Neighborhood-level crime metrics are not available from WDSuite for this area. Investors commonly benchmark property performance against metro and county trends and incorporate on-site security, lighting, and management practices into underwriting rather than relying on block-level readings.

Proximity to Major Employers
Why invest?

This 2005 construction stands out versus the neighborhood’s older housing stock, giving the property a relative edge in curb appeal and functionality while approaching the timing window for selective system upgrades and common-area refreshes. According to CRE market data from WDSuite, neighborhood occupancy is steady and the share of renter-occupied units is competitive within the Kingston metro, supporting a dependable tenant base.

Within a 3-mile radius, households have grown even as population has flattened, implying smaller household sizes and a larger pool of renters entering the market. Modest rent levels relative to income support lease retention and measured rent growth strategies, while lower local home values suggest monitoring move-outs to ownership as part of risk management.

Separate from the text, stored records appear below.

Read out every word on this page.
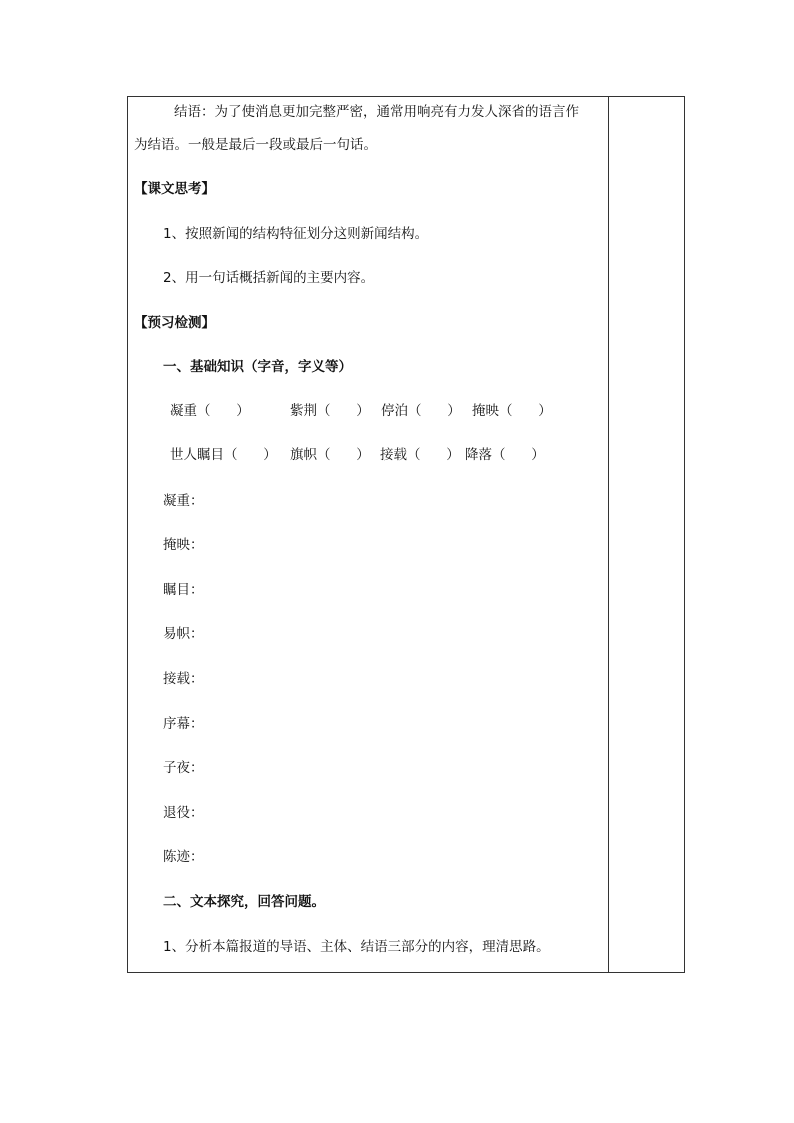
结语：为了使消息更加完整严密，通常用响亮有力发人深省的语言作
为结语。一般是最后一段或最后一句话。
【课文思考】
1、按照新闻的结构特征划分这则新闻结构。
2、用一句话概括新闻的主要内容。
【预习检测】
一、基础知识（字音，字义等）
凝重（      ）	紫荆（      ） 停泊（      ） 掩映（      ）
世人瞩目（      ） 旗帜（      ） 接载（      ） 降落（      ）
凝重：
掩映：
瞩目：
易帜：
接载：
序幕：
子夜：
退役：
陈迹：
二、文本探究，回答问题。
1、分析本篇报道的导语、主体、结语三部分的内容，理清思路。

  • 2005 vintage offers competitive positioning versus older neighborhood stock, with clear, planable mid-life CapEx.
  • Renter-occupied share is competitive among Kingston’s 86 neighborhoods, reinforcing tenant base depth.
  • Household growth within 3 miles expands the renter pool and supports occupancy stability.
  • Modest rents relative to incomes aid retention; pricing power should be managed prudently.
  • Risks: below-average school ratings, limited park access, and potential competition from attainable ownership.